The acclaimed actress and legendary singer, Yamaguchi Yoshiko (aka Li Xianglan, 1920-2014), emerged from Japan-occupied Manchuria to become a transnational star during the Second Sino-Japanese war. Born to Japanese parents, raised in Manchuria, and educated in Beijing, the young Yamaguchi learned to speak impeccable Mandarin Chinese and received professional training in operatic singing. When recruited by the Manchurian Film Association in 1939 to act in national policy films in the service of Japanese imperialism in China, she allowed herself to be presented as a Chinese, effectively masking her Japanese identity in both her professional and private lives.
Yamaguchi soon became an unprecedented transnational phenomenon in Manchuria, Shanghai, and Japan itself as the glamorous female lead in such well-known films as Song of the White Orchid (1939), China Nights (1940), Pledge in the Desert (1940), and Glory to Eternity (1943). Her signature songs, including When Will You Return? and The Evening Primrose, swept East Asia in the waning years of the war and remained popular well into the postwar decades.
Ironically, although her celebrated international stardom was without parallel in wartime East Asia, she remained a puppet within a puppet state, choreographed at every turn by Japanese film studios in accordance with the expediencies of Japan’s continental policy. In a dramatic turn of events after Japan’s defeat, she was placed under house arrest in Shanghai by the Chinese Nationalist forces and barely escaped execution as a traitor to China. Her complex and intriguing life story as a convenient pawn, willing instrument, and tormented victim of Japan’s imperialist ideology is told in her bestselling autobiography, translated here in full for the first time in English.
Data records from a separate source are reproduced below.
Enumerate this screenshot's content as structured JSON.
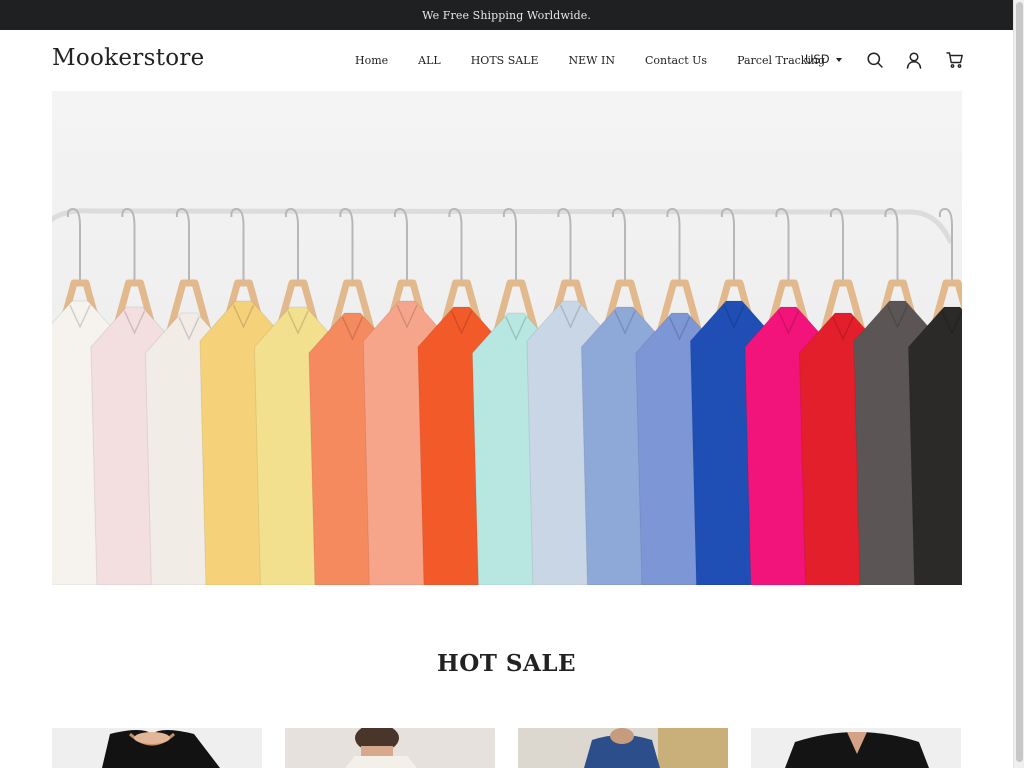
{
  "announcement": "We Free Shipping Worldwide.",
  "brand": "Mookerstore",
  "nav": [
    {
      "label": "Home"
    },
    {
      "label": "ALL"
    },
    {
      "label": "HOTS SALE"
    },
    {
      "label": "NEW IN"
    },
    {
      "label": "Contact Us"
    },
    {
      "label": "Parcel Tracking"
    }
  ],
  "currency": "USD",
  "icons": {
    "search": "search-icon",
    "account": "user-icon",
    "cart": "cart-icon",
    "currency_toggle": "chevron-down-icon"
  },
  "colors": {
    "announcement_bg": "#1f2021",
    "text": "#222222"
  },
  "hero": {
    "garment_colors": [
      "#f6f2ee",
      "#f3dfe0",
      "#f2ece6",
      "#f5d27a",
      "#f3e08f",
      "#f58a5e",
      "#f7a58a",
      "#f35a2a",
      "#b8e6e0",
      "#c8d6e6",
      "#8ea8d8",
      "#7d96d6",
      "#1f4fb4",
      "#f2147a",
      "#e41f2c",
      "#5b5655",
      "#2c2a29"
    ]
  },
  "section": {
    "title": "HOT SALE"
  },
  "products": [
    {
      "name": "product-1"
    },
    {
      "name": "product-2"
    },
    {
      "name": "product-3"
    },
    {
      "name": "product-4"
    }
  ]
}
An addendum reveals her postwar career in Hollywood and Broadway in the 1950s, her friendship with Charlie Chaplin, her first marriage to Isamu Noguchi, and her postwar life as singer, actress, political figure, television celebrity, and private citizen.
A substantial introduction by Chia-ning Chang contextualizes Yamaguchi’s life and career within the historical and cultural zeitgeist of wartime Manchuria, Japan, and China and the postwar controversies surrounding her life in East Asia.